Ленни был не в восторге от плана Генри — но это был один из тех случаев, когда от него требовалось держать язык за зубами. Ленни мог сколько угодно вмешиваться в личную жизнь своего господина — но он всегда замолкал, когда дело касалось политики. Ленни ничего в ней не смыслил, а как известно, раз не знаешь, то и нос не суй. Он и не совал. Слишком много повидал он в своей жизни носов, прищемленных в этом деле. А то и откусанных вовсе.
Генри ждал ответа от Вайлера и готовился к отъезду, когда к нему пришел несколько озадаченный Ленни и сообщил, что того вызывает к себе Уорсингтон. Генри напрягся.
— Чего он от меня хочет?
— Не знаю, ваша светлость, — слегка пожал плечами слуга. — Но хочет очень, потому что просил вас прийти без промедления.
Генри задумчиво потер щеку, немного колючую от щетины.

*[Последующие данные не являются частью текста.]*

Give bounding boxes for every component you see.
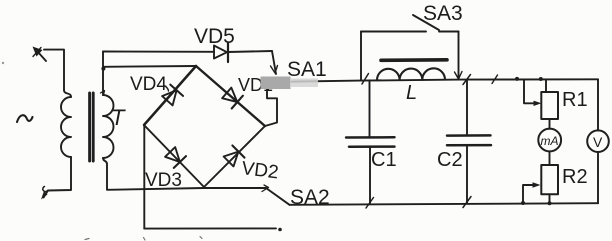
svg-text:V: V: [593, 134, 603, 150]
wire bottom bus: [290, 203, 599, 205]
stray dot left edge: [2, 62, 4, 64]
diode VD3: [165, 147, 186, 168]
junction dot R1 top tap: [539, 77, 543, 81]
diode VD5: [214, 43, 228, 62]
wire mA to R2: [549, 151, 551, 165]
wire from top terminal to primary: [44, 50, 64, 90]
junction tick left of inductor: [362, 74, 369, 85]
svg-text:C2: C2: [437, 149, 463, 171]
ammeter mA: [538, 129, 561, 152]
svg-text:R2: R2: [562, 166, 588, 188]
diode VD1: [222, 88, 243, 109]
svg-text:R1: R1: [562, 89, 588, 111]
inductor L core bar: [381, 58, 447, 62]
transformer secondary winding: [102, 69, 104, 95]
capacitor C1 bottom wire: [369, 147, 371, 204]
voltmeter V top wire: [597, 79, 599, 130]
bridge edge top-right: [196, 66, 265, 126]
switch SA3 loop right vertical: [458, 32, 460, 79]
voltmeter V bottom wire: [597, 152, 599, 203]
junction dot end of bottom bus: [278, 228, 282, 232]
switch SA1 blade: [272, 51, 276, 74]
switch SA2 wire from bridge bottom vertex: [204, 187, 266, 189]
input terminal arrow bottom-left: [41, 187, 48, 200]
junction tick C1 bottom: [366, 198, 374, 209]
junction dot R2 wiper bottom: [521, 201, 525, 205]
wire VD5 cathode to SA1 top: [228, 51, 272, 52]
switch SA3 blade: [413, 15, 439, 30]
voltmeter V: [587, 130, 609, 152]
capacitor C2 plates: [447, 134, 491, 137]
wire bridge right vertex jog up to SA1 contact: [265, 84, 277, 126]
wire bottom negative bus: [144, 227, 276, 229]
svg-text:VD2: VD2: [240, 158, 279, 183]
wire main top bus: [268, 79, 598, 82]
wire node to VD5 line: [102, 52, 104, 70]
inductor L coil: [377, 68, 445, 80]
transformer primary winding: [64, 90, 71, 97]
capacitor C2 top wire: [466, 80, 468, 136]
bridge edge bottom-left: [144, 125, 204, 187]
junction tick C2 bottom: [463, 197, 471, 208]
resistor R2 wiper arrow: [523, 182, 541, 203]
wire VD5 anode line: [103, 51, 214, 53]
junction tick on bus x495: [492, 75, 498, 84]
switch SA3 loop left vertical: [360, 32, 362, 81]
capacitor C1 plates: [346, 136, 395, 139]
wire primary bottom: [48, 157, 71, 191]
stray mark bottom left: [85, 239, 89, 240]
stray mark bottom: [200, 237, 202, 239]
diode VD2: [224, 146, 245, 167]
smudge artifact over VD1 wire: [261, 77, 291, 90]
diode VD4: [162, 85, 183, 106]
bridge edge bottom-right: [204, 126, 265, 187]
transformer core: [88, 93, 91, 161]
switch SA2 blade: [266, 188, 290, 205]
switch SA3 top wire left: [361, 31, 426, 33]
junction dot R2 bottom: [548, 201, 552, 205]
svg-text:VD4: VD4: [130, 74, 167, 95]
node A junction dot (secondary top): [101, 67, 105, 71]
stray mark bottom center: [144, 238, 146, 241]
svg-text:L: L: [406, 82, 417, 104]
capacitor C2 bottom wire: [466, 145, 468, 203]
resistor R1 top lead: [545, 79, 547, 92]
svg-text:SA1: SA1: [287, 58, 327, 81]
switch SA3 top wire right: [439, 31, 459, 33]
svg-text:VD5: VD5: [194, 25, 235, 48]
svg-text:SA3: SA3: [423, 2, 463, 25]
bridge edge top-left: [144, 66, 196, 125]
capacitor C1 top wire: [369, 80, 371, 137]
junction dot R1 wiper tap: [515, 77, 519, 81]
input terminal arrow top-left: [33, 47, 47, 62]
wire bridge left vertex down: [143, 125, 145, 229]
resistor R1 wiper arrow: [524, 79, 542, 106]
resistor R2 bottom lead: [549, 194, 551, 203]
resistor R2 body: [541, 165, 558, 194]
svg-text:C1: C1: [371, 149, 397, 171]
junction tick right of inductor / C2 tap: [463, 75, 471, 85]
svg-text:mA: mA: [541, 134, 559, 148]
wire secondary bottom to bridge bottom node: [103, 158, 204, 190]
resistor R1 body: [541, 92, 558, 119]
wire node to bridge top vertex: [104, 65, 196, 68]
svg-text:T: T: [111, 105, 126, 130]
AC tilde symbol: [17, 115, 33, 122]
wire R1 to mA meter: [549, 119, 551, 129]
svg-text:VD3: VD3: [145, 170, 182, 191]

«Надо побриться», — машинально подумал он.
— Вы идете, милорд?
— Иду, — кивнул Генри. Потом внимательно посмотрел на Ленни. — Если услышишь шум в замке — будь готов уносить ноги.
— Вы думаете, что?..
— Я ничего не думаю. Просто будь готов.
***
Уорсингтон по праву считался уникальной политической фигурой. Он не был дворянином, однако доходы семьи позволили ему поступить в Стетхолльский университет для изучения права. Изучал Уорсингтон его долго и старательно, из студента постепенно превратившись в профессора, возвещавшего с кафедры главенство и непреложную силу закона. Университетская кафедра обеспечила Уорсингтону публичность, публичность послужила росту влияния и известности, и все это вместе привело его, еще достаточно молодого и пылкого адепта юриспруденции, ко двору короля Джона Доброго, проявлявшего большой интерес к наукам и просвещению вообще, и к праву — как к важнейшей опоре справедливого правителя, — в частности. Уорсингтон понравился королю, тогда еще недавно вступившему в счастливый брак с королевой Иезавет, и на крыльях своей нежной к ней любви стремившемуся преобразовать и осчастливить весь мир. Спустя одиннадцать лет королева умерла, крылья опустились, и многое из задуманного так и не было осуществлено — но Уорсингтон уже прочно обосновался при дворе, став сначала одним из советников короля, а затем и первым лордом. Многим мудрым решениям в своей политике король был обязан именно Уорсингтону — многие глупые поступки короля первый лорд не стеснялся критиковать и осуждать. Когда принцесса Джоан сбежала, Уорсингтон ходил таким хмурым, что многие опасались встречаться с ним. Король не хотел рассказывать первому лорду, что действительно произошло с принцессой — по какой-то собственной прихоти считая это слишком личным. Он рассказал обо всем Теннесси, да еще Эреварду — поскольку тот был лордом дознания, но больше при дворе никто ни о чем не знал, и Уорсингтон долго не мог понять, почему король не вернет свою дочь обратно. Однако время шло — принц Джон начал вытворять такое, что весь двор стоял на ушах, и первый лорд вынужден был признать, что отсутствие принцессы шло ей только на пользу. Король то и дело рисковал лишиться сына — легко было предположить, что под влиянием брата принцесса тоже могла начать постоянно подвергать свою жизнь и здоровье опасности. Пусть уж лучше сидит на севере и изучает драконов. В конце концов, она всегда была немного странной девочкой.